戲棚的地板突然裂開,顯形出向下的階梯,每級臺階都刻著第 9 章糖畫攤暗格的齒輪紋。蘇晴的銀簪尖輕點臺階,顯形出父親的留言:“小晴,老匠的皮影戲,是鏡眼胚胎的最後試探。”
當兩人踏上階梯,老匠的機械音再次響起:“你們以為捆住皮影就能贏?” 他的斗笠下露出王大爺的面容,“鏡眼胚胎的視神經,” 頓住,“早就長進了你們的血脈裡。”
冷軒的糖畫勺突然發出強光,照亮幕布後的真相 —— 十二具人偶的殘骸正在重組,形成與他們一模一樣的克隆體,後頸的條形碼正是 “0714” 和 “0715”。蘇晴的配槍本能地射擊,卻見子彈穿過克隆體,顯形出第 12 章暗室的培養艙影像。
“警花姐姐,用警繩捆住自己的倒影!” 冷軒的鑰匙串與糖畫勺共振,“父親說過,逆命者的警繩,” 頓住,“能捆住鏡眼的虛像。”
蘇晴咬牙將警繩甩向自己的克隆體,鏡芯銅纖維突然發出藍光,克隆體應聲崩裂。她這才發現,警繩的編織紋路,正是第 6 章青銅熬糖鍋底部的《齊民要術》批註。
“老匠,” 冷軒的糖畫勺抵住青銅鏡,“你輸在不懂糖畫匠的終極秘密 ——” 他望向蘇晴,“最甜的糖漿,” 頓住,“永遠藏著最毒的逆命咒。”
青銅鏡突然發出蜂鳴,顯形出老匠的真實面容 —— 竟然與父親林建國年輕時一模一樣。蘇晴的後頸幾乎要撕裂皮膚,終於想起第 12 章暗室日誌的 DNA 檢測:老匠,竟然是父親的雙生兄弟。
“不可能......” 她的銀簪差點落地。
“警花姐姐,” 冷軒的聲音帶著顫抖,“這就是父親當年輸掉糖藝大賽的原因,” 頓住,“他要讓孿生弟弟,” 又指向老匠,“以為自己才是鏡眼胚胎的主人。
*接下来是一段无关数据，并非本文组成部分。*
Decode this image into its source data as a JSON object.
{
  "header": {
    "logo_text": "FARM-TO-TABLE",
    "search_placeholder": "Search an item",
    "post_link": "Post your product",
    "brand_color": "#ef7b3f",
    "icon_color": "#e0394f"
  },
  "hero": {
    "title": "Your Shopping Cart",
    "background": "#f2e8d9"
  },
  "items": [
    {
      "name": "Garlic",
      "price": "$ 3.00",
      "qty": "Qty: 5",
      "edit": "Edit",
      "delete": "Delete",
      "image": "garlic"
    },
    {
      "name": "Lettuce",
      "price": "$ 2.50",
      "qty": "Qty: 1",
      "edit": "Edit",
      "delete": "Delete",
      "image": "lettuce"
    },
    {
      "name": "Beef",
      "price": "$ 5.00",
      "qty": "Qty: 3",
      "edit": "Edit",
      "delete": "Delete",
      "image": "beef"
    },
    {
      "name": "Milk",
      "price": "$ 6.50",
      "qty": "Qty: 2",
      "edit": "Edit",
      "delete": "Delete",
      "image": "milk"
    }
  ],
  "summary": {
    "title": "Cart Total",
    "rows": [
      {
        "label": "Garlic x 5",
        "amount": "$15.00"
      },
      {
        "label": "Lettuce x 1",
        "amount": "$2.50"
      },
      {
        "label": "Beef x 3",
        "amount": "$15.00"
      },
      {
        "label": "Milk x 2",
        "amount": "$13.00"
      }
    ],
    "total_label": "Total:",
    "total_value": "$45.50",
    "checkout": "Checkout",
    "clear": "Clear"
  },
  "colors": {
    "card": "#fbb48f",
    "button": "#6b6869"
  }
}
”
老匠的機械音突然崩潰,顯形出 1998 年的懸鏡閣:父親和老匠站在青銅鏡前,警號 “0700” 與 “0701” 交相輝映,而母親蘇若蘭正在襁褓中注入雙生血。蘇晴的視線落在老匠的後頸,那裡的條形碼正在崩裂,顯形出與她相同的懸鏡斑點。
“走,” 冷軒拽起她衝向地宮入口,“老匠的皮影戲,” 頓住,“是鏡眼胚胎的迴光返照。”